Development and validation of radiomics machine learning model based on contrast-enhanced computed tomography to predict axillary lymph node metastasis in breast cancer
DOI:
https://doi.org/10.17305/bjbms.2022.7853Keywords:
breast cancer, axillary lymph node metastasis, radiomics, machine learning, contrast-enhanced computed tomography, nomogramAbstract
Preoperative identification of axillary lymph node metastasis can play an important role in treatment selection strategy and prognosis evaluation. This study aimed to establish a clinical nomogram based on lymph node images to predict lymph node metastasis in breast cancer patients. A total of 193 patients with non-specific invasive breast cancer were divided into training (n = 135) and validation set (n = 58). Radiomics features were extracted from lymph node images instead of tumor region, and the least absolute shrinkage and selection operator logistic algorithm was used to select the extracted features and generate radiomics score.

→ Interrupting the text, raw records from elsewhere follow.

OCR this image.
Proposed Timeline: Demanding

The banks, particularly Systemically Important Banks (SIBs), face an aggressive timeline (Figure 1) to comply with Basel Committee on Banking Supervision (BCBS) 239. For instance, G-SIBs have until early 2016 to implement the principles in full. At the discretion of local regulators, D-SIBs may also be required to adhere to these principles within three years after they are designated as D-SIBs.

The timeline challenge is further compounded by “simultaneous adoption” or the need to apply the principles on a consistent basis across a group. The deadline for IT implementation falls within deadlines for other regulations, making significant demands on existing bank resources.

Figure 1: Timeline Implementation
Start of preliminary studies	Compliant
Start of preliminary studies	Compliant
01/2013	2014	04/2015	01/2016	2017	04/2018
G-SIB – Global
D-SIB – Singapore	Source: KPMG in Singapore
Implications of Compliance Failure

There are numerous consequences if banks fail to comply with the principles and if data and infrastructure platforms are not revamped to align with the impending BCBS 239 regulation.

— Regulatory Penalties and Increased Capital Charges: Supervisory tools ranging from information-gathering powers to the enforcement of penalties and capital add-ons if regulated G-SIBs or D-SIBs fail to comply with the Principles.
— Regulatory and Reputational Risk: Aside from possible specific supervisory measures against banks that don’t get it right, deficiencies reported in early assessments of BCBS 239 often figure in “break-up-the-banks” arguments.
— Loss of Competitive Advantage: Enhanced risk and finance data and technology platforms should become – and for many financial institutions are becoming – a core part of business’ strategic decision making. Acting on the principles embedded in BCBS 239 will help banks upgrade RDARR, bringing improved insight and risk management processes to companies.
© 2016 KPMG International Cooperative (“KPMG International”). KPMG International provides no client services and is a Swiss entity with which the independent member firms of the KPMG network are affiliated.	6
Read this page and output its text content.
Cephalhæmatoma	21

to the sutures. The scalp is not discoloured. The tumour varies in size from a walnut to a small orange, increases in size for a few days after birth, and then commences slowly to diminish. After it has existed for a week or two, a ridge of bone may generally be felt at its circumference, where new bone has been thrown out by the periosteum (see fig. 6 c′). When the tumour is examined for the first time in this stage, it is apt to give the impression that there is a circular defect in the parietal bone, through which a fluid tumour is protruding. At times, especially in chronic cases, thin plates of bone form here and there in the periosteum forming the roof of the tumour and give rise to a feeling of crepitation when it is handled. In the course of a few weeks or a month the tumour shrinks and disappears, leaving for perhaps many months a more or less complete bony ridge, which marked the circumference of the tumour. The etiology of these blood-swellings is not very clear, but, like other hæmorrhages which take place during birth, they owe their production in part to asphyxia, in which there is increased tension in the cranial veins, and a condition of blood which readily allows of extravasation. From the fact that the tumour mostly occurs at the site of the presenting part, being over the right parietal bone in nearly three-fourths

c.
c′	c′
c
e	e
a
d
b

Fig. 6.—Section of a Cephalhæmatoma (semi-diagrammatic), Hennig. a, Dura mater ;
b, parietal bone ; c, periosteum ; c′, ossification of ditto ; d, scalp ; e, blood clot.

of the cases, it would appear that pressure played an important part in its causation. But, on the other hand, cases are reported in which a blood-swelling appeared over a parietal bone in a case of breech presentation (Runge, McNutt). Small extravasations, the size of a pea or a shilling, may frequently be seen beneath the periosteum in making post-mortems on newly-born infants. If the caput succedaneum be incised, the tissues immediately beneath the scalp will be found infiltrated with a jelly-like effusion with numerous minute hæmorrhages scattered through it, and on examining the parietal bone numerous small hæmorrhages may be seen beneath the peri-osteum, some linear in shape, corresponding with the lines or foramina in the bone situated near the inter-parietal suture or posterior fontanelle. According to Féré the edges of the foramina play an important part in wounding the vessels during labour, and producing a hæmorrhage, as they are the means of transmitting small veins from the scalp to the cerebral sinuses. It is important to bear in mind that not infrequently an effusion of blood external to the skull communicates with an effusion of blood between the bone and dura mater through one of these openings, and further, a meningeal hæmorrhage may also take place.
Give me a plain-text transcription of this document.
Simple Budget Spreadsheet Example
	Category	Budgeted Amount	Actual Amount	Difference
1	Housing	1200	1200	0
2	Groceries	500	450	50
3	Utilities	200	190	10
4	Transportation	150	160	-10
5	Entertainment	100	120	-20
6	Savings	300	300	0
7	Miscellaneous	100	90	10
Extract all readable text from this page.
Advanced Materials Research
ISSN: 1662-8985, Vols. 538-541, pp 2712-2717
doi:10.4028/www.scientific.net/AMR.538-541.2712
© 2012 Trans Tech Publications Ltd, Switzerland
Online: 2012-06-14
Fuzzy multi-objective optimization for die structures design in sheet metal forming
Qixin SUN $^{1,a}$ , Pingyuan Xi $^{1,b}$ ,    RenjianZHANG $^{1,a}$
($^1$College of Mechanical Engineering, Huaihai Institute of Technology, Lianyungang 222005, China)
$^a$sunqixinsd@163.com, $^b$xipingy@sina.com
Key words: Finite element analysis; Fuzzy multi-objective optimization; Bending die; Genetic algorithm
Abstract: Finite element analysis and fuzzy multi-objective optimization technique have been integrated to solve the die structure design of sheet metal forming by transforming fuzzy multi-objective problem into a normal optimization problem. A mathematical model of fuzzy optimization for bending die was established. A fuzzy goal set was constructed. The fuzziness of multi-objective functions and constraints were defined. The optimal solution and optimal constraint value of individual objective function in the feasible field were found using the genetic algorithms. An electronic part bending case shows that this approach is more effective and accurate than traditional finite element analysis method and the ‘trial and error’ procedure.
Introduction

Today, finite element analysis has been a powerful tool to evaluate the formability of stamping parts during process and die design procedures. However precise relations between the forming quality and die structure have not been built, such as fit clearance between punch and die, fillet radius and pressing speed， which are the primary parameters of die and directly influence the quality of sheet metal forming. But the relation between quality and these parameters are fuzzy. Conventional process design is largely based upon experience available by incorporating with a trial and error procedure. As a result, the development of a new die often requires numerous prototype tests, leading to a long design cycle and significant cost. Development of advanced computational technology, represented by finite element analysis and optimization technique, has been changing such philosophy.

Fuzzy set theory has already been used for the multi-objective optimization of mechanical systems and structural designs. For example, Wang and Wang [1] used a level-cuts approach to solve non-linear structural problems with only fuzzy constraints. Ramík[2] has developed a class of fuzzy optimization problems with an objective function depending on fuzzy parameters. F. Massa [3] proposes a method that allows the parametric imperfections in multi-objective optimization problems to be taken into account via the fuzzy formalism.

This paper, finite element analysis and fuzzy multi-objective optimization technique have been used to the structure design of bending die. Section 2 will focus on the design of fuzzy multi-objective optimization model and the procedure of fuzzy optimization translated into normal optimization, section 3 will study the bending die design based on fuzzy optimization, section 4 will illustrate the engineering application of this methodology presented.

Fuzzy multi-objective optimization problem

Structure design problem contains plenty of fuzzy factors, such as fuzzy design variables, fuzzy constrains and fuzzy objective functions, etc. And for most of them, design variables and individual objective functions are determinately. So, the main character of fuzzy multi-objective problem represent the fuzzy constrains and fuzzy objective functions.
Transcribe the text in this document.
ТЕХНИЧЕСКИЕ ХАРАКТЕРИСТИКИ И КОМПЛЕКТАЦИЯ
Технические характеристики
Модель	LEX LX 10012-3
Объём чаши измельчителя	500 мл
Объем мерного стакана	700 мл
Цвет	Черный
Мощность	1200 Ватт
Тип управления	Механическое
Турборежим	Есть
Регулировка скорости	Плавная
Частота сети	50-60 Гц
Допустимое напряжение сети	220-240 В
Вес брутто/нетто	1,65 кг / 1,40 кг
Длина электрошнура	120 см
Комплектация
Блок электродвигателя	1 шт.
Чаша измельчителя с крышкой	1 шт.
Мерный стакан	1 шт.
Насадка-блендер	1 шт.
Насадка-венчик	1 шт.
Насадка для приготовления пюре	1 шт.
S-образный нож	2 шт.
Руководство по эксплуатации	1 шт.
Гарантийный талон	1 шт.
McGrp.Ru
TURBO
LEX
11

Then, the important clinical factors and radiomics score were integrated into a nomogram. A receiver operating characteristic curve was used to evaluate the nomogram, and the clinical benefit of using the nomogram was evaluated by decision curve analysis. We found that clinical N stage and radiomics score were independent clinical predictors. Besides, the nomogram accurately predicted axillary lymph node metastasis, yielding an area under the receiver operating characteristic curve of 0.95 (95% confidence interval 0.93-0.98) in the validation set, indicating satisfactory calibration. Decision curve analysis confirmed that the nomogram had higher clinical utility than clinical N stage or radiomics score alone. Overall, the nomogram based on radiomics features and clinical factors can help radiologists to predict axillary lymph node metastasis preoperatively and provide valuable information for individual treatment.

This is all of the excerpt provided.